PLA confronte les extrèmes avec vigueur et parfois cruauté. A ce bastion doré il oppose un bidonville boueux, une ville sale et peu avenante, qui pue le danger. De l'autre coté du mur, tout est propre, tout est ordonné, pas un brin d'herbe ne dépasse.
Comme CUARON son cinéma est transgressif, virulent. La séparation n'est pas seulement géographique et physique; elle est politique et morale. Dans la Gated, on se croit au dessus de toutes les lois, on est des privilégiés. On s'octroie des droits à coup de chéquier et de pesos. On a peur de tout. Le constat est bien celui là: PLA fait la description féroce d'une société qui a peur d'elle même, de ce qu'elle rejette et de ce qu'elle produit. Qui a peur de la misère qu'elle crée et d'y tomber un jour.
Comme DEL TORO enfin, il mélange sa fable sociale d'une fable d'enfant. La rencontre entre les deux ados que tout sépare est sans doute un point de bascule dans le film. Ils sont de toute part, manipulés par un monde adulte qui leur ment, qui ne les écoute pas, qui se défoule sur eux.
A la faiblesse de son argumentaire, notamment des dialogues, notre réalisateur oppose une redoutable efficacité des images, une mise en scène âpre, à la violence parfois saisissante, voire insoutenable. On est secoué, souvent révolté, une boule se crée dans notre estomac et nous empêche de respirer. Un coup de poing, fort, là ou le bas blesse, avec l'intransigeance d'un cinéaste qui n'a pas peur de dévoiler son pessimiste face à sa société corrompue et malade.
note: 4/5. DELIVREZ NOUS DU MAL, de Amy BERG (Etats-Unis, 2008, 1h40). Documentaire.
Amy Berg revient sur une affaire de pédophilie qui a secoué l'Eglise. C'est celle du père O'Grady, prètre californien qui abusa de son statut de guide spirituel afin de profiter de jeunes enfants.Armez vous d'une certaine motivation pour voir un film pareil.
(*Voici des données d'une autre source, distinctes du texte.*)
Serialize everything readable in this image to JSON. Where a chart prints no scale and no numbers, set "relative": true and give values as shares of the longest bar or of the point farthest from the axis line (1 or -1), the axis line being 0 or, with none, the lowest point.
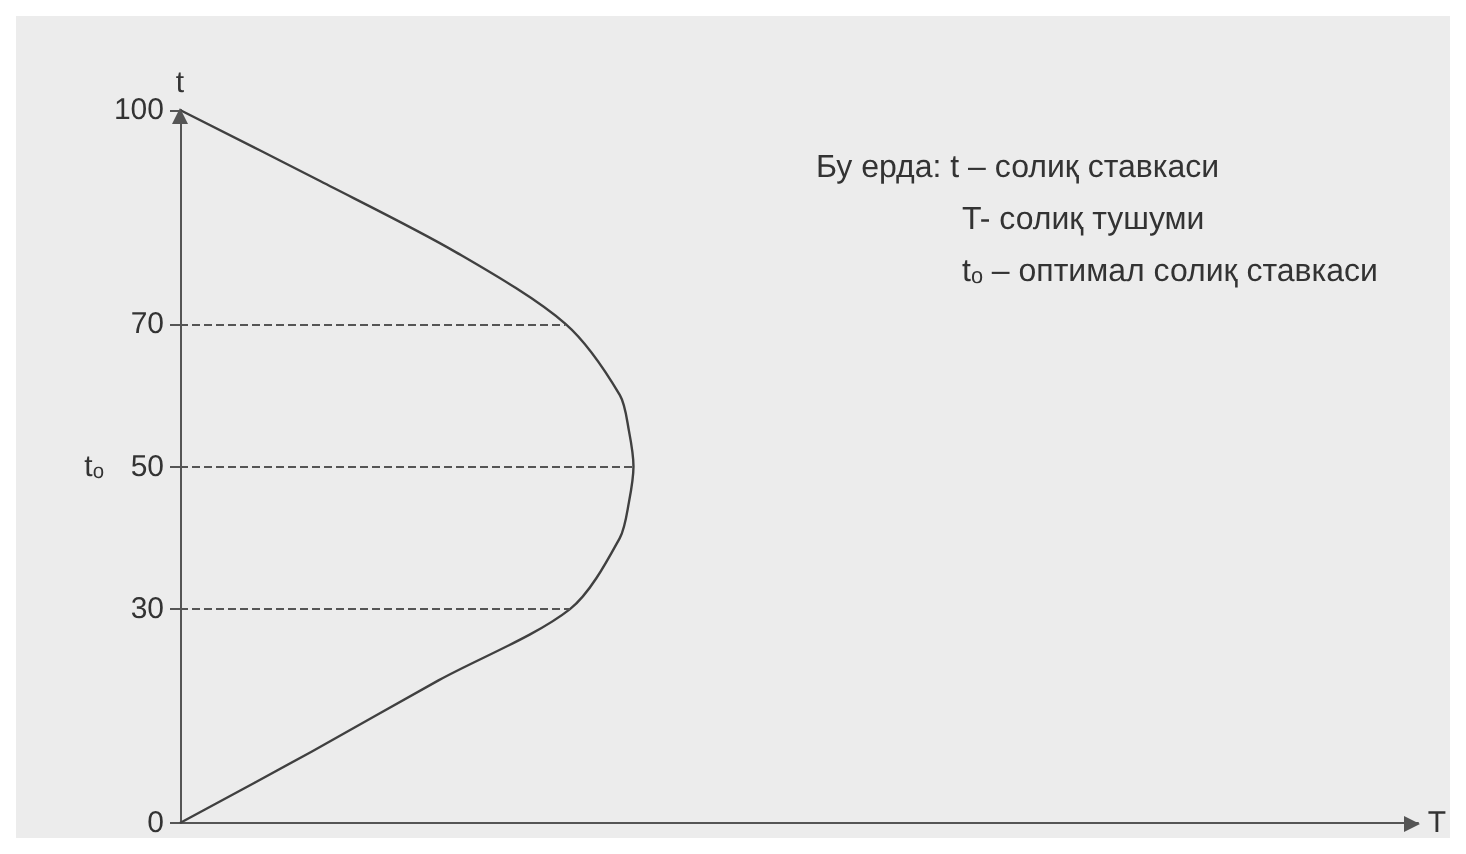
{
  "chart_data": {
    "type": "line",
    "orientation": "horizontal",
    "relative": true,
    "x": [
      0,
      10,
      20,
      30,
      40,
      45,
      50,
      55,
      60,
      70,
      80,
      90,
      100
    ],
    "values": [
      0,
      0.29,
      0.57,
      0.86,
      0.97,
      0.99,
      1,
      0.99,
      0.97,
      0.85,
      0.61,
      0.31,
      0
    ],
    "color": "#404040",
    "marker": "none",
    "line_style": "solid",
    "grid": false,
    "ylim": [
      0,
      100
    ],
    "yticks": [
      0,
      30,
      50,
      70,
      100
    ],
    "ylabel": "t",
    "ref_lines": [
      {
        "axis": "y",
        "value": 70,
        "line_style": "dashed"
      },
      {
        "axis": "y",
        "value": 50,
        "label": "tₒ",
        "line_style": "dashed"
      },
      {
        "axis": "y",
        "value": 30,
        "line_style": "dashed"
      }
    ],
    "annotations": [
      "T",
      "Бу ерда: t – солиқ ставкаси",
      "T- солиқ тушуми",
      "tₒ – оптимал солиқ ставкаси"
    ]
  }
}
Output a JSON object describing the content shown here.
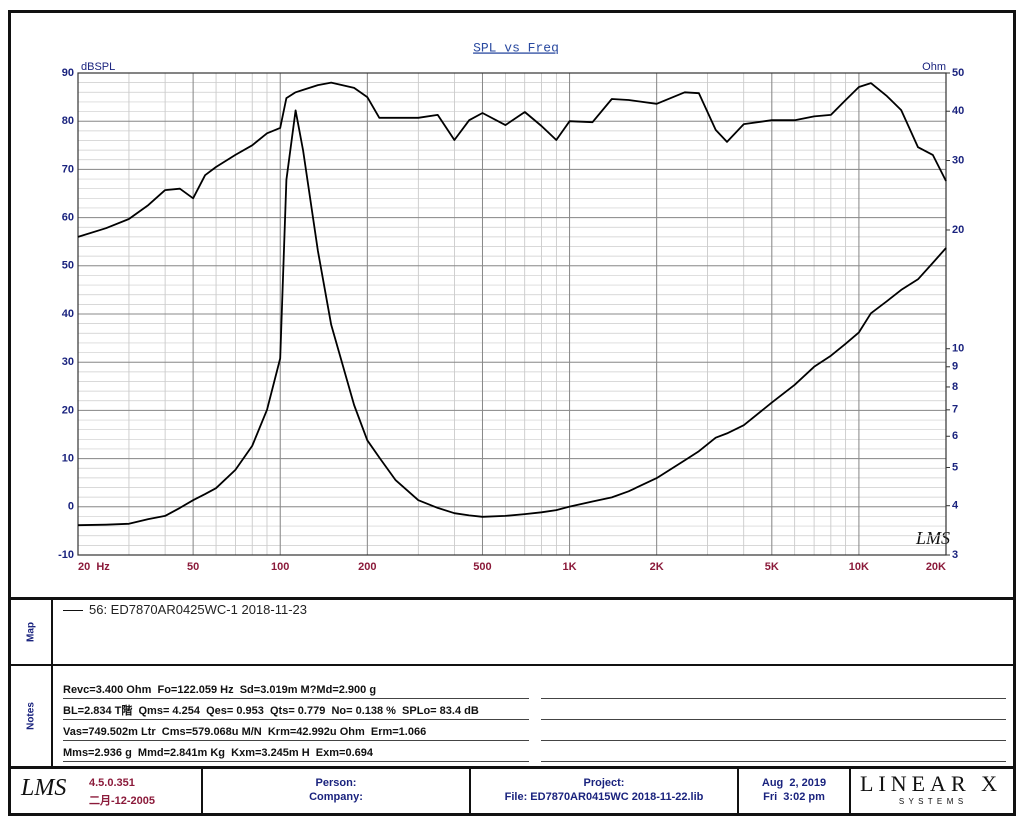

Déjà vous ne le trouverez pas partout. Sorti dans deux salles, il n'est actuellement disponible qu'au MK2 Beaubourg.
Après...c'est une plongée dans l'horreur la plus complète. On reste abasourdi devant les révélations, devant ce véritable marasme juridique. On ne peut qu'être choqué, tout est fait pour de toute façon. Amy Berg, qui a réalisé des films et des téléfilms pour la télé US sur le même sujet, maîtrise très bien les codes qui font larmoyer la ménagère, qui font s'offusquer le bourgeois, bref elle maitrise parfaitement le sensationnel et en use, voire en abuse jusqu'à ce que son documentaire tourne parfois au déballage impudique et irrespectueux de familles traumatisées par ce pédophile en liberté.
Car oui, aussi impensable que cela puisse paraître, O'Grady est en liberté, dans son pays natal, l'Irlande. La réalisatrice l'a retrouvé, lui qui a pendant plus de 20ans abusé un nombre incalculable d'enfant en Californie, avec la complicité de ses supérieurs qui ont étouffé l'affaire et fermé les yeux sur ses agissements afin de préserver leur image, leur carrière...leur nom.
On est donc totalement estomaqué de voir O'grady se balader dans un parc pour enfant, parler ouvertement de sa pédophilie, comme si rien ne l'empéchait de recommencer.
Cette terrifiante charge contre l'Eglise, car elle est bien adressée contre l'institution elle même, qui a caché des preuves, fermé les yeux, brisé des vies, est a prendre avec des pincettes tout de même. Il est nécessaire de prendre du recul face à cet exemple, ce cas unique qui s'appuie sur des témoignages forts et calibrés au milimètre et qui s'interroge plus sur le célibat des prêtres que sur la pédophilie elle même, qui apparait comme une conséquence directe de ce voeu de chasteté observé par les hommes d'Eglise.
note: 3/5.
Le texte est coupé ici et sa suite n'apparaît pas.